The terms of the current CIPR procedure involve a “calm period” in which the resolution expert attempts to restore the company’s operating outlooks without involving the CoC unduly. It offers the expert enough time to ask for approval of a resolution plan that could provide a workable substitute for the company’s bankruptcy.

The framework’s examination reveals that the PRIRP does not provide the advantage of the calm period since the CoC may meddle with management and resolution by imposing its choices on the Board. Failure to comply might lead to the CoC terminating PPIRP. The issue presumably arises because the corporate debtor, rather than the interim professional, filed the settlement plan. The Bankruptcy Law Reform Committee (“BLRC”) study, which advocates eliminating the quiet period, served as the basis for this exception. The argument is that an expert in interim resolution lacks decisive authority over the debtor, which causes value to decline. To safeguard the debtor’s inherent worth, the CoC was selected by the BLRC. The advice is given with creditors’ interests in mind, disregarding the debtor’s business value protection. Moreover, the CoC’s intervention in the company’s decision-making and the inherent power to start the CIPR would hinder the continuation of business and undoubtedly would not equalize the promoters’ interests with relation to the creditors.

Concluding Remarks

The PPIRP makes significant changes to India’s insolvency laws. The redesign would help the MSME corporate debtor’s business be preserved while also facilitating an early resolution. Although the structure is undoubtedly applauded, the shortcomings of the regulations cannot be disregarded. While approving the resolution plan, it is important to consider the operational creditor’s viewpoint.
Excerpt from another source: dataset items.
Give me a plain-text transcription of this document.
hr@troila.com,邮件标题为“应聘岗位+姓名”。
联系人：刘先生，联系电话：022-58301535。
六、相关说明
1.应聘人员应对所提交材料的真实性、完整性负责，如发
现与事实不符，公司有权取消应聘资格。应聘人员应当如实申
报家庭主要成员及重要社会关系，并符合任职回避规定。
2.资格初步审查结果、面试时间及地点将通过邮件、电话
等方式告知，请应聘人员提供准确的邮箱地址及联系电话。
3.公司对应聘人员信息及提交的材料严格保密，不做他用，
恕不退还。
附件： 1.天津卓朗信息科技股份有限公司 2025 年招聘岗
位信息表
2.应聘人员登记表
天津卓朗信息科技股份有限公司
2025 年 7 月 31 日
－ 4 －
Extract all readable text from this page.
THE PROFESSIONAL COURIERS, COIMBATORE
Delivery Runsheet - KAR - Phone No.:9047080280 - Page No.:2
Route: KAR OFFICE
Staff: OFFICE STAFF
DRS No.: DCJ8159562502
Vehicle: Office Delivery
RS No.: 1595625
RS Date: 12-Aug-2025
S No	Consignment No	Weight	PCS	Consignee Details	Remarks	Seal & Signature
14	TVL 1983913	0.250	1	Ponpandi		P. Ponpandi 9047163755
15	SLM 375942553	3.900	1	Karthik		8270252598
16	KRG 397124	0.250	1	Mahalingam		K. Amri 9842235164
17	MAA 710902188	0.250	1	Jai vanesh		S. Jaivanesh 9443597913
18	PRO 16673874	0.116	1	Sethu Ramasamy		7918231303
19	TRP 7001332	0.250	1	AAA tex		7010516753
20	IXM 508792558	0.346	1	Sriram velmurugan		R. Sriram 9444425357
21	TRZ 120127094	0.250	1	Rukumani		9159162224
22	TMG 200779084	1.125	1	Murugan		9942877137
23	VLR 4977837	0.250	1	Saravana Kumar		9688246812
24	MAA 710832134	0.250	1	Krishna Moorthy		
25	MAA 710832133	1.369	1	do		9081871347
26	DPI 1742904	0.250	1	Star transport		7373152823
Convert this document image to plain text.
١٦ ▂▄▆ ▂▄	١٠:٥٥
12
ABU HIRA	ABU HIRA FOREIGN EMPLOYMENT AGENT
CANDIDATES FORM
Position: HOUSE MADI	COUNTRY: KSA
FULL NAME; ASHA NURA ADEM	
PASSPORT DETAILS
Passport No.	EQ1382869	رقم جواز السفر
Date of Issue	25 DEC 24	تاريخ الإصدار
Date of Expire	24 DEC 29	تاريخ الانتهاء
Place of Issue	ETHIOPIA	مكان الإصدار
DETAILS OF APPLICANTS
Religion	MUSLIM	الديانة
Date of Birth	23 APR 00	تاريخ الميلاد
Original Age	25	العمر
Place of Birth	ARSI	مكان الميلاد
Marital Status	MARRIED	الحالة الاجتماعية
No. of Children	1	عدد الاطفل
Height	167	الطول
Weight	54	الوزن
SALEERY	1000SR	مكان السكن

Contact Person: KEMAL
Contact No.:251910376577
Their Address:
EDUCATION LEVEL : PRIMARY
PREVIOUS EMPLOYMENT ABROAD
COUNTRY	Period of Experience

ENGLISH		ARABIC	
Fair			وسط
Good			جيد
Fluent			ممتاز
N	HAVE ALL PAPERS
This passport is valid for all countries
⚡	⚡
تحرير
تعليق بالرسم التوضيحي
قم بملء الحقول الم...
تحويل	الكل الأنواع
After a complete deployment of the PPIPR, the inclusion of such creditors would allow MSMEs to participate in the CoC, which would be advantageous. However, the excessive power given to the creditors runs counter to the DIP model and the framework’s goal of balancing each party’s interests. If the PPIRP model intends to implement a DIP strategy, it must instill a more sympathetic mindset toward defaulters. The current architecture may allow the CoC to obstruct the settlement process by interfering constantly. Alternately, if the company’s management does not share its viewpoints, this can be derailed by threatening to renounce the PPIRP by submitting an application for CIRP. However, the legislative intention emphasized in the Sub-committee report is to experiment with the framework’s evolution, thereby reviving the hope that the current concerns will be quickly addressed.